The reserves already identified easily eclipse the finds behind the three existing oilfields. Jubilee has reserves of 370 million barrels, TEN has 240 million barrels and Sankofa has 204 million barrels. This means that the new find could conceivably have reserves that exceed the estimated reserves of the three existing fields put together.
The well was drilled at the Pecan field in the DWT/CTP block (Deepwater Tano Cape Three Points) approximately 166 kilometres southwest of Takoradi in Ghana, to a vertical depth of 4,870 meters in 2,667 meters of water. The DWT/CTP block offshore Ghana contains seven discoveries, of which Pecan is the main discovery to date.
The announcement, which is by all standard a good news, will instructively serve as an alternative source of funding for government projects in the future.
The exploration company began operating the Pecan field last year with a 50 percent share. Its entry into Ghana resulted from its astute acquisition of Hess Ghana which had been operating the block, for a total cash consideration of US$100 million in February last year.

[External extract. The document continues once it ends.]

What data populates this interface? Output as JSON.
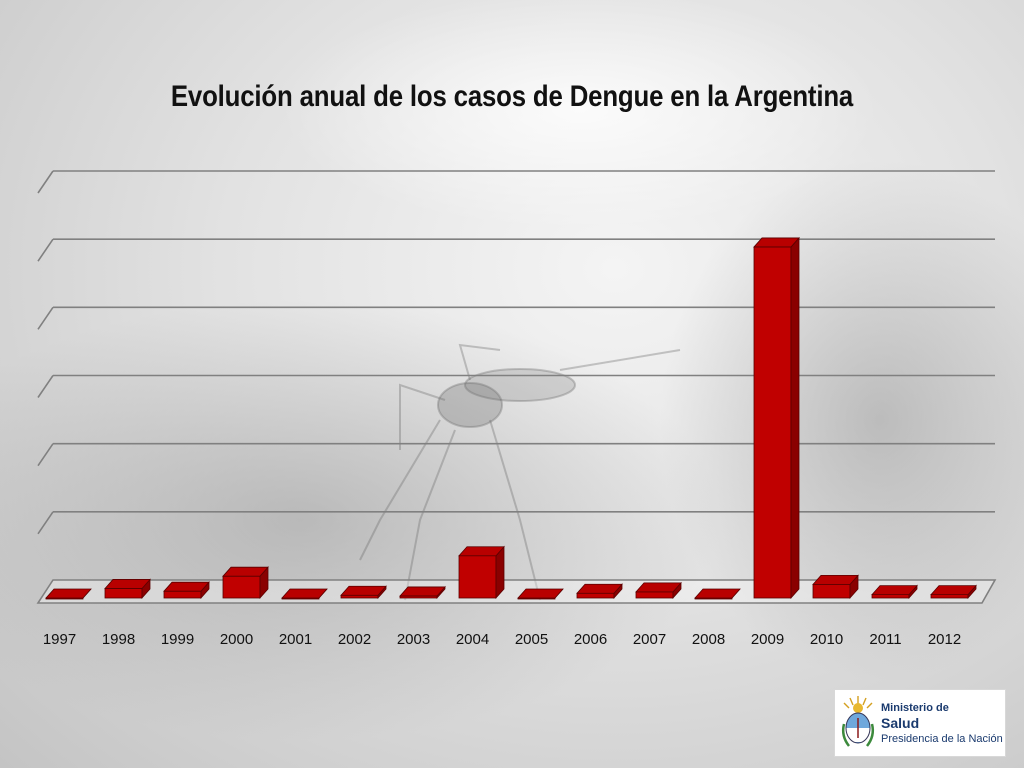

Aker Energy’s partners on the DWT/CTP block include Russian energy company, LUKOIL (38 percent), the Ghana National Petroleum Corporation (GNPC) (10 percent) and Fueltrade (two percent).
“We are pleased to announce the well results, confirming our understanding of the area, as well as the resource base and upside potential in the DWT/CTP block. Based on these results, we will optimize the Plan of Development for the Pecan field. There is still a lot of work to be done, including the conclusion of the phasing of development, the size of first phase and detailing of the concept. Our most important priority going forward is to deliver a robust field development plan to the Ghanaian authorities,” says Jan Arve Haugan, Chief Executive Officer at Aker Energy.

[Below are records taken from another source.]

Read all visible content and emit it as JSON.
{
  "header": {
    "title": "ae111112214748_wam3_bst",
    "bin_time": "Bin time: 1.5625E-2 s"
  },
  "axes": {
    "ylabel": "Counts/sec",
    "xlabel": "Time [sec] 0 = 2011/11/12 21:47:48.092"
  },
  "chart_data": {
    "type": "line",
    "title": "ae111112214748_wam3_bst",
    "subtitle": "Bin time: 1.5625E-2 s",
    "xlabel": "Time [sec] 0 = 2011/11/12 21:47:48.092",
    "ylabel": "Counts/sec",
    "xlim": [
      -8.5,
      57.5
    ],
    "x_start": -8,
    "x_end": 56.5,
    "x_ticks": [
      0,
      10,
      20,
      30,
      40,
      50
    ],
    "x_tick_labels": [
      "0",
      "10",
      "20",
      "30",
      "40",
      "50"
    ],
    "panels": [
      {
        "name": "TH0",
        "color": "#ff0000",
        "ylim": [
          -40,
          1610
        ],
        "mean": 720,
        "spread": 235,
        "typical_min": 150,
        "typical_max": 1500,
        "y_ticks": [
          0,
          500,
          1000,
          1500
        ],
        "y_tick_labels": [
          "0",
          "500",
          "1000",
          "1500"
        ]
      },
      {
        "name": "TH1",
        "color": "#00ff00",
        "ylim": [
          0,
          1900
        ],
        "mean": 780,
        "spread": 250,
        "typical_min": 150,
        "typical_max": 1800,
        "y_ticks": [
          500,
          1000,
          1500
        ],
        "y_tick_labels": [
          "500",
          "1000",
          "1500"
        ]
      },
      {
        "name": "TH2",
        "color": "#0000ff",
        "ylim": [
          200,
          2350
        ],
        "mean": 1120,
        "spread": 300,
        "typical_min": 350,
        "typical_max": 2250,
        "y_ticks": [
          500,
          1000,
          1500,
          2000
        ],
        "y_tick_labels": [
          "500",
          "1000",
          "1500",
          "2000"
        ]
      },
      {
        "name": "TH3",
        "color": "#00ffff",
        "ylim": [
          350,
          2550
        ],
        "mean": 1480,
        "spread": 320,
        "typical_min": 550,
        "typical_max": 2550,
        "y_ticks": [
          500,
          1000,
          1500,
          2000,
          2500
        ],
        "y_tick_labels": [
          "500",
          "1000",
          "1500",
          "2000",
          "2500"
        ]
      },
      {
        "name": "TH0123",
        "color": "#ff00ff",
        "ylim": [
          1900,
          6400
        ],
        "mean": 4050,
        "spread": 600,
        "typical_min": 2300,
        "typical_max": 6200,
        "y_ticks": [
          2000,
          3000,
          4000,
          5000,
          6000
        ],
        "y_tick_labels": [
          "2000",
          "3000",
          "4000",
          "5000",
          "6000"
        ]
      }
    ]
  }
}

To be sure Aker has known for several months that the exploration block has enough oil to support the development of a new oilfield. Indeed, shortly following the acquisition, Aker announced its intention to submit a Plan of Development in the second half of 2018 with anticipated first oil in the fourth quarter of 2021.
However, the sheer size of the new find will push these timelines forward. It will take at least three years to get the expected oilfield up and running. But Ghana can expect immediate benefits in the form of increased interest in the country by major international oil firms, even as ExxonMobil is already setting up shop and British Petroleum has announced plans to follow suit. The new discovery significantly improves Ghana’s negotiating hand with regards to BP and any other oil major wishing to explore for oil here.
After a decade of discovery with commercial production beginning in 2010, the country is believed to still have a substantial amount of reserves, with expects predicting about seven billion barrels in reserves.